Since my line set is only around 12 feet, Am I required to "evacuate" refrigerant from the system first? (in order to achieve proper low side pressure)


----------



## CompleteW&D (May 28, 2011)

I would think that would be covered in the instructions. Or have your HVAC professional check your system out after install to ensure it is set up and going to work properly.


----------



## flashheatingand (May 3, 2008)

I would just evacuate the lineset


----------



## chillypilgrim (Sep 2, 2015)

I called fujitsu and they informed me it was a varying speed compressor. You don't need to touch the refrigerant level if your line set is anywhere from 9-25 feet long ! Simply amazing technology !


----------



## Tom M (Jan 3, 2007)

If you cut the charged length why won't you have to evacuate the 410 in order to not lose it? Are they suggesting coiling up the extra line to reduce the length? 
Just asking, I never install them.


----------



## beenthere (Mar 5, 2009)

The condenser comes precharged for up to 35 foot of line set. The line set itself is not precharged.


----------



## marbledust (Jun 20, 2014)

chillypilgrim said:


> stupid question...I usually work on refrigerators. I am doing a Fujitsu Mini split. 12k 115v. It says it comes pre charged with R410A for use with line sets up to 35feet.
> 
> Since my line set is only around 12 feet, Am I required to "evacuate" refrigerant from the system first? (in order to achieve proper low side pressure)


First thing is to tighten your flare nuts down...than fill the lines and coil with a nitrogen charge(300psi)there abouts...some folks wait 24 hours and check pressure than.
If she holds your charge..hook up the vacuum pump and run her until you get 500microns,there abouts.
now she is ready to open up the valves(5mm allen):clap:


----------



## ShepherdHVAC (Jan 7, 2016)

*Help*

I agree with using the pressure test then holding to 500 microns


----------



## AustinAirCo (Aug 21, 2015)

The mini split will probably have a leak in a few years.
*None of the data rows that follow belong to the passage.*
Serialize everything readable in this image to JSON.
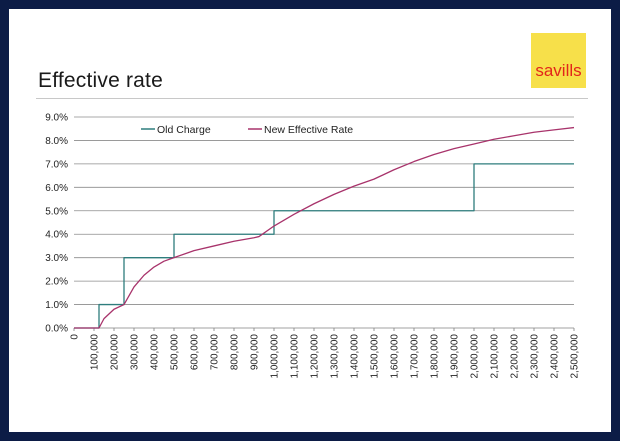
{
  "slide": {
    "title": "Effective rate",
    "logo_text": "savills"
  },
  "colors": {
    "frame": "#0c1c46",
    "old_charge": "#2e7d7d",
    "new_rate": "#a8336b",
    "logo_bg": "#f7e04a",
    "logo_text": "#e2261b",
    "grid": "#8c8c8c"
  },
  "chart_data": {
    "type": "line",
    "title": "",
    "xlabel": "",
    "ylabel": "",
    "xlim": [
      0,
      2500000
    ],
    "ylim": [
      0,
      9
    ],
    "grid": "horizontal",
    "legend_position": "top-left",
    "x_tick_labels": [
      "0",
      "100,000",
      "200,000",
      "300,000",
      "400,000",
      "500,000",
      "600,000",
      "700,000",
      "800,000",
      "900,000",
      "1,000,000",
      "1,100,000",
      "1,200,000",
      "1,300,000",
      "1,400,000",
      "1,500,000",
      "1,600,000",
      "1,700,000",
      "1,800,000",
      "1,900,000",
      "2,000,000",
      "2,100,000",
      "2,200,000",
      "2,300,000",
      "2,400,000",
      "2,500,000"
    ],
    "y_tick_labels": [
      "0.0%",
      "1.0%",
      "2.0%",
      "3.0%",
      "4.0%",
      "5.0%",
      "6.0%",
      "7.0%",
      "8.0%",
      "9.0%"
    ],
    "series": [
      {
        "name": "Old Charge",
        "x": [
          0,
          125000,
          125000,
          250000,
          250000,
          500000,
          500000,
          1000000,
          1000000,
          2000000,
          2000000,
          2500000
        ],
        "y": [
          0,
          0,
          1,
          1,
          3,
          3,
          4,
          4,
          5,
          5,
          7,
          7
        ]
      },
      {
        "name": "New Effective Rate",
        "x": [
          0,
          125000,
          150000,
          200000,
          250000,
          300000,
          350000,
          400000,
          450000,
          500000,
          600000,
          700000,
          800000,
          900000,
          925000,
          1000000,
          1100000,
          1200000,
          1300000,
          1400000,
          1500000,
          1600000,
          1700000,
          1800000,
          1900000,
          2000000,
          2100000,
          2200000,
          2300000,
          2400000,
          2500000
        ],
        "y": [
          0,
          0,
          0.4,
          0.8,
          1.0,
          1.75,
          2.25,
          2.6,
          2.85,
          3.0,
          3.3,
          3.5,
          3.7,
          3.85,
          3.9,
          4.35,
          4.85,
          5.3,
          5.7,
          6.05,
          6.35,
          6.75,
          7.1,
          7.4,
          7.65,
          7.85,
          8.05,
          8.2,
          8.35,
          8.45,
          8.55
        ]
      }
    ]
  }
}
These are more or less disposable air conditioners, similar to window units in that the manufacturer's spew out new models so frequently it's a mind numbing thing to keep any of it straight. 

I think most have a compressor warranty of 5 years / 7 if you're lucky. But most other parts are only 1 year. If you install it yourself then forget about the warranty because it will be void.

Every manufacturer makes model specific parts. Which means if you need a part you may not find it in stock have to wait for weeks to get it because most are made in Japan / China and elsewhere. Because models of these units change so frequently you may not find the part you need anyway. 

When the units are new, they work great. Very quiet and super efficient. BUT hooked to a bad power source (brown outs, power surges etc.) Trouble will follow fairly quick... in most cases within a couple years or less. 

Other than all these serious flaws... They're GREAT! :clap:


----------